The mix of students from different disciplines is another strength, students and teachers say.

The program started when Dr. Cherwitz, in charge of rhetoric in UT's communications department, saw an unmet need. Professors were calling to ask whether their graduate students who needed help communicating could sneak into his undergraduate public speaking course.

"The program just made sense," Dr. Cherwitz said.

Dr. Reed left a tenure track position for a nontenured job in the program. Her specialty is educational psychology and learning cognition, and students lavish praise on her.

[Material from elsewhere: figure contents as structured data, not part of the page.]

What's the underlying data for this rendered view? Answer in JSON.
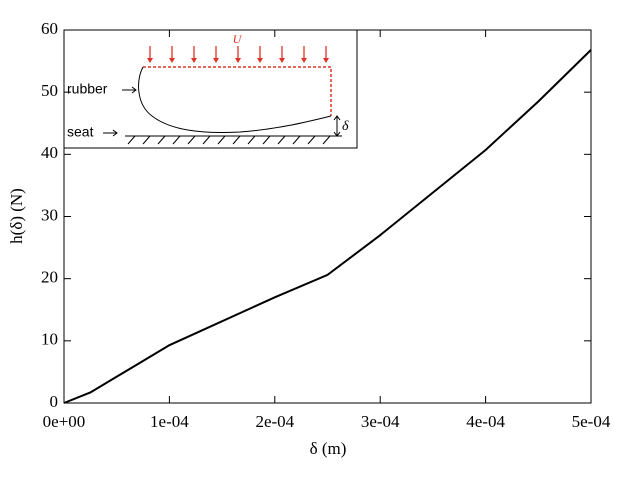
{
  "chart_data": {
    "type": "line",
    "x_label": "δ (m)",
    "y_label": "h(δ) (N)",
    "x": [
      0,
      2.5e-05,
      0.0001,
      0.0002,
      0.00025,
      0.0003,
      0.0004,
      0.00045,
      0.0005
    ],
    "series": [
      {
        "color": "#000000",
        "values": [
          0,
          1.7,
          9.3,
          17,
          20.6,
          27,
          40.7,
          48.5,
          56.8
        ]
      }
    ],
    "xlim": [
      0,
      0.0005
    ],
    "ylim": [
      0,
      60
    ],
    "xticks": [
      {
        "value": 0,
        "label": "0e+00"
      },
      {
        "value": 0.0001,
        "label": "1e-04"
      },
      {
        "value": 0.0002,
        "label": "2e-04"
      },
      {
        "value": 0.0003,
        "label": "3e-04"
      },
      {
        "value": 0.0004,
        "label": "4e-04"
      },
      {
        "value": 0.0005,
        "label": "5e-04"
      }
    ],
    "yticks": [
      0,
      10,
      20,
      30,
      40,
      50,
      60
    ],
    "grid": false,
    "inset_labels": {
      "load": "U",
      "rubber": "rubber",
      "seat": "seat",
      "gap": "δ"
    }
  }
}
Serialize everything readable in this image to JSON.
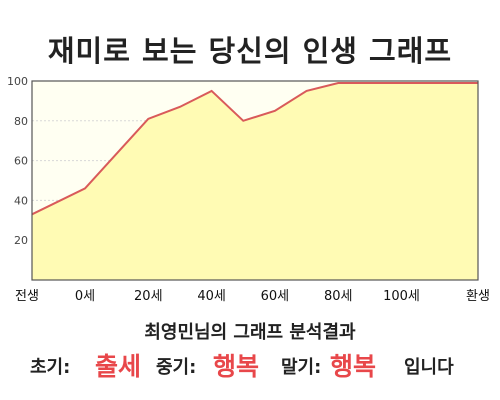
{
  "title": "재미로 보는 당신의 인생 그래프",
  "subtitle": "최영민님의 그래프 분석결과",
  "result": {
    "early_label": "초기:",
    "early_value": "출세",
    "mid_label": "중기:",
    "mid_value": "행복",
    "late_label": "말기:",
    "late_value": "행복",
    "ending": "입니다"
  },
  "colors": {
    "line": "#d95a5a",
    "fill": "#fffbb4",
    "plot_bg": "#fffff2",
    "accent_text": "#e8474a"
  },
  "chart_data": {
    "type": "area",
    "title": "재미로 보는 당신의 인생 그래프",
    "xlabel": "",
    "ylabel": "",
    "x_ticks": [
      "전생",
      "0세",
      "20세",
      "40세",
      "60세",
      "80세",
      "100세",
      "환생"
    ],
    "y_ticks": [
      20,
      40,
      60,
      80,
      100
    ],
    "ylim": [
      0,
      100
    ],
    "grid": true,
    "series": [
      {
        "x": [
          "전생",
          "0세",
          "20세",
          "30세",
          "40세",
          "50세",
          "60세",
          "70세",
          "80세",
          "90세",
          "100세",
          "환생"
        ],
        "values": [
          33,
          46,
          81,
          87,
          95,
          80,
          85,
          95,
          99,
          99,
          99,
          99
        ]
      }
    ]
  }
}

The woman who is known for grading papers on airplanes and e-mailing students with suggestions at 3 a.m. said her passion comes from a desire to teach students that holders of doctorates can benefit the world outside the ivory tower.

Does that mean all Ph.D.s need to set their sights on corporate America?

Mr. Erard said no. Sure, he would love his coming job hunt to land him a tenure-track position - it would seem natural for someone who couldn't leave college after four years because he had "too many unanswered questions."

But as an "intellectual entrepreneur," he is open to alternatives.

"The ideal job is any institutional space - it could be a university, a corporation or a freakin' monastery," he said.

And, he said, he's no longer intimidated at the idea of telling potential employers that he went to graduate school for the pure love of learning.

"It's a challenge to try and make an argument for why . . . knowledge matters more than money," said Mr. Erard, whose educational loans total the value of the average executive's sport utility vehicle.

That kind of thinking, his instructors said, is exactly why businesses need Mr. Erard more than he needs them.